Many small-scale changes generate large-scale patterns

"The project aims to reveal how genetic and cultural changes and environmental changes influenced each other during some of the big historical changes in the studied period. We will investigate how many small-scale changes generate large-scale patterns of genetic and cultural change, and explore how they interact and influence each other," says Kristian Kristiansen.

The six-year research project will combine large quantities of data and methods that will be used to discern larger patterns.

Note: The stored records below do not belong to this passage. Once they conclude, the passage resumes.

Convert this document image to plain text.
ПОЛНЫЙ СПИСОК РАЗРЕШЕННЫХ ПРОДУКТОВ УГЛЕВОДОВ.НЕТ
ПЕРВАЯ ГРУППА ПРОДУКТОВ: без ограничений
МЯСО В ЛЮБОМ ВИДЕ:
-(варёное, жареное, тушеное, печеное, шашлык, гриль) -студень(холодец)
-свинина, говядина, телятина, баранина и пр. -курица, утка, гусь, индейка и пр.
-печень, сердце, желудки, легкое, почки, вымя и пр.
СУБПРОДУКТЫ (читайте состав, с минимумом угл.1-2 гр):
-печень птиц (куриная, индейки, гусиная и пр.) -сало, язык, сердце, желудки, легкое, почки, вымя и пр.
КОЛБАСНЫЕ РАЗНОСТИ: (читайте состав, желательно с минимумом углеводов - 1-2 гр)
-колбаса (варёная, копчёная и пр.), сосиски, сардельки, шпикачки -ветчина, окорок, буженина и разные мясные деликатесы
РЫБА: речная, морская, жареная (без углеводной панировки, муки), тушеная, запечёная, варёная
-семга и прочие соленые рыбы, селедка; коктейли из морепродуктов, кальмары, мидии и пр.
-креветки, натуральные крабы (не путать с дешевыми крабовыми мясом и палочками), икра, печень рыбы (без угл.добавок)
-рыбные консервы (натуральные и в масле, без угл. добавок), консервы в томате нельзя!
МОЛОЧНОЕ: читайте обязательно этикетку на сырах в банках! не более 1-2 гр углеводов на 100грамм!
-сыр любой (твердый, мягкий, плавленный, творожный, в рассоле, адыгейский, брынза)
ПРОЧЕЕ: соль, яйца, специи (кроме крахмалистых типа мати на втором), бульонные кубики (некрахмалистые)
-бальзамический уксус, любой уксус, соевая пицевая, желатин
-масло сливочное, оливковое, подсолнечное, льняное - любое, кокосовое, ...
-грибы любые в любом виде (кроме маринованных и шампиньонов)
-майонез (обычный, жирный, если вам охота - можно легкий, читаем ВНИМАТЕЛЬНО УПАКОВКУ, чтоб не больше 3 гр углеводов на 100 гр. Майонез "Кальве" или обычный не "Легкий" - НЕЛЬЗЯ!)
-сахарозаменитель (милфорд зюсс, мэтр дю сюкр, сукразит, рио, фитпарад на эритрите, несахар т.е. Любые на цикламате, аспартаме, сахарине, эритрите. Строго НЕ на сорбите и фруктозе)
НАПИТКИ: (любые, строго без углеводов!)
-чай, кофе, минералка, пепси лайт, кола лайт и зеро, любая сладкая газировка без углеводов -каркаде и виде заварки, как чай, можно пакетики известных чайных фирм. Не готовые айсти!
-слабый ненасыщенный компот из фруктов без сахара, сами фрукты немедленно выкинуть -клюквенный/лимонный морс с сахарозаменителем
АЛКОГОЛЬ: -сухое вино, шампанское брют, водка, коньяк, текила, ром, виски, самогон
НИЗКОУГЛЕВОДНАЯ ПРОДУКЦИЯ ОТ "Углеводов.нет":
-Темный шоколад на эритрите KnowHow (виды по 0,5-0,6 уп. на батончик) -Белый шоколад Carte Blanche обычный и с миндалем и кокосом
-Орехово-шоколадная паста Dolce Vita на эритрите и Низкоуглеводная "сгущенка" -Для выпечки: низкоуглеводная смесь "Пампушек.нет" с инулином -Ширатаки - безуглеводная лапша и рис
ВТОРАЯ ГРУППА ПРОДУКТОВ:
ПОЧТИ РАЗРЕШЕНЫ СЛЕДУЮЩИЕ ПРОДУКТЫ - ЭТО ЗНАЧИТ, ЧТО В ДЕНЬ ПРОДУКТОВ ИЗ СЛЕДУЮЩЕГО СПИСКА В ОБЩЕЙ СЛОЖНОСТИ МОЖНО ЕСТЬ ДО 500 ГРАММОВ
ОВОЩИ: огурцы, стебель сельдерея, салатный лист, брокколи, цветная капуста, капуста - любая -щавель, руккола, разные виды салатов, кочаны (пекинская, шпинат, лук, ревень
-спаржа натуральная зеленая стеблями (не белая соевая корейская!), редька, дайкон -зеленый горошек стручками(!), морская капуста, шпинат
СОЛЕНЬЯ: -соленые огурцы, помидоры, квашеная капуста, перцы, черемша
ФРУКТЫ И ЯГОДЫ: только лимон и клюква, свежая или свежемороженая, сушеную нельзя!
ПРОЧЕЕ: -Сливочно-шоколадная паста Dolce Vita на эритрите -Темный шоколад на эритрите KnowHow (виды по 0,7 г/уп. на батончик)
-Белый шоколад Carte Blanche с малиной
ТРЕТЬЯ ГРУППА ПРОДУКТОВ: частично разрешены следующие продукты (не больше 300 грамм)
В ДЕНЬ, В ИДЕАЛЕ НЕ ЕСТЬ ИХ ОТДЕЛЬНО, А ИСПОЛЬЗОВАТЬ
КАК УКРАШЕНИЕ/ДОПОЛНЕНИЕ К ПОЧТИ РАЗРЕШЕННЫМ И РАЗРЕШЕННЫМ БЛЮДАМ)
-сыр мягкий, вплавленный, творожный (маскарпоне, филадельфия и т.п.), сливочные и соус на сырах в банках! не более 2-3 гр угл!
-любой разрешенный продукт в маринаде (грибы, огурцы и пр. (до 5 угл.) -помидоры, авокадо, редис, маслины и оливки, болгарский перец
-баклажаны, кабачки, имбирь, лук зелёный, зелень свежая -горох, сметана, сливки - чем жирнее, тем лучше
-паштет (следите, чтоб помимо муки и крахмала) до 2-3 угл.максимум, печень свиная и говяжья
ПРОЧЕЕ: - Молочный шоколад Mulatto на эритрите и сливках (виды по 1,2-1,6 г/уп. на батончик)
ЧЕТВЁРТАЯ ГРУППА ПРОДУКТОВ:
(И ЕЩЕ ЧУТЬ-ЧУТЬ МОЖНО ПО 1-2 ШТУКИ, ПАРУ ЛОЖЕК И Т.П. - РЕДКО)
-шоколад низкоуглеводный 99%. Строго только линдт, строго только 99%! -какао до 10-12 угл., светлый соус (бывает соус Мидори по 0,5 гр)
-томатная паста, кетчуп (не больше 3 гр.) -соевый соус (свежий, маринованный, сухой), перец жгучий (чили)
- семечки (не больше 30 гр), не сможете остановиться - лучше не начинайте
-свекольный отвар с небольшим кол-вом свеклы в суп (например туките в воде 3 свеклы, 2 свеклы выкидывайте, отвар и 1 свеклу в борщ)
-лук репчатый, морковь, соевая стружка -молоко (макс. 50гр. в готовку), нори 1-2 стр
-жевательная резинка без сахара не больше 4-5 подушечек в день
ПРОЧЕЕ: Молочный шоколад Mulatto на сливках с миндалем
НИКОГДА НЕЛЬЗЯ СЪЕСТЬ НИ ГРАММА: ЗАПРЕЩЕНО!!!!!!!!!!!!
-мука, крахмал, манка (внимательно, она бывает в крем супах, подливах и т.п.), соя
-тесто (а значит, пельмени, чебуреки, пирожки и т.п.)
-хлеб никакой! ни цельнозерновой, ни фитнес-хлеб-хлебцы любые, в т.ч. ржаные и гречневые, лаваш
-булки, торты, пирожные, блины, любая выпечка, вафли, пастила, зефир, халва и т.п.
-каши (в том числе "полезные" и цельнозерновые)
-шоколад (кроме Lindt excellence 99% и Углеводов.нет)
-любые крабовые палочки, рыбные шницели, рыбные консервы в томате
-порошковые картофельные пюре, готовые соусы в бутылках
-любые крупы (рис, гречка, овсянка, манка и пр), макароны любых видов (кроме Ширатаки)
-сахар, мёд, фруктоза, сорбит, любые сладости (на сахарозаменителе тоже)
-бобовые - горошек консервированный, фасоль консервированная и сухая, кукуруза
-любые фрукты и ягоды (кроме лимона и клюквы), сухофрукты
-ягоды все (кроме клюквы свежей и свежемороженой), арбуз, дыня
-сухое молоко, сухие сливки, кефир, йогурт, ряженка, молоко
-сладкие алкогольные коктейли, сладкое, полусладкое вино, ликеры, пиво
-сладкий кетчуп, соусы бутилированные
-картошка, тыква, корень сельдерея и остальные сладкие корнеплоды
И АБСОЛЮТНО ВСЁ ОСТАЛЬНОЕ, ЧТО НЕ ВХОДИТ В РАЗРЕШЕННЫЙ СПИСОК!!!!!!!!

"We will use novel modelling approaches that allow us to move from correlations to explanations for how changes have been shaped by the dynamic interaction between cultural innovation, migration, genetic admixture, population growth and collapse, dietary changes, biological adaptation, social structure, and the emergence of new diseases."

Databases and models

The overarching goal of the project has been broken down into specific milestones, which have been translated into four work packages. The work packages are about creating a C14 database, cultural and subsistence (including isotope) data, ancient genomes, eDNA sites, fossil pollen datasets and strontium samples for example, as well as analysing environmental DNA and building various models.

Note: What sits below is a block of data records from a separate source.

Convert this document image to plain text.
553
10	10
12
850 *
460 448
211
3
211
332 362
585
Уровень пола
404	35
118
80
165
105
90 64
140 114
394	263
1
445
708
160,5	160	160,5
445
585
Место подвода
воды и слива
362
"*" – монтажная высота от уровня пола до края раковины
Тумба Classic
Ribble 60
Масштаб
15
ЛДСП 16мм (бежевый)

The results will enable researchers to determine the impact that population mobility had on the European landscape - during the studied period and at different levels: continental, regional and local.

"This is a research project that defies the boundaries of archaeology, genetics and mathematical modelling. By identifying prehistoric patterns in interactions between human biology, social and economic organisation, and demographics, we will be able to compare the results with anthropological and historical models of these kinds of processes from more recent times. This will enable us to acquire a more comprehensive understanding of the nature of migration, integration and cultural change - then and now," says Kristian Kristiansen.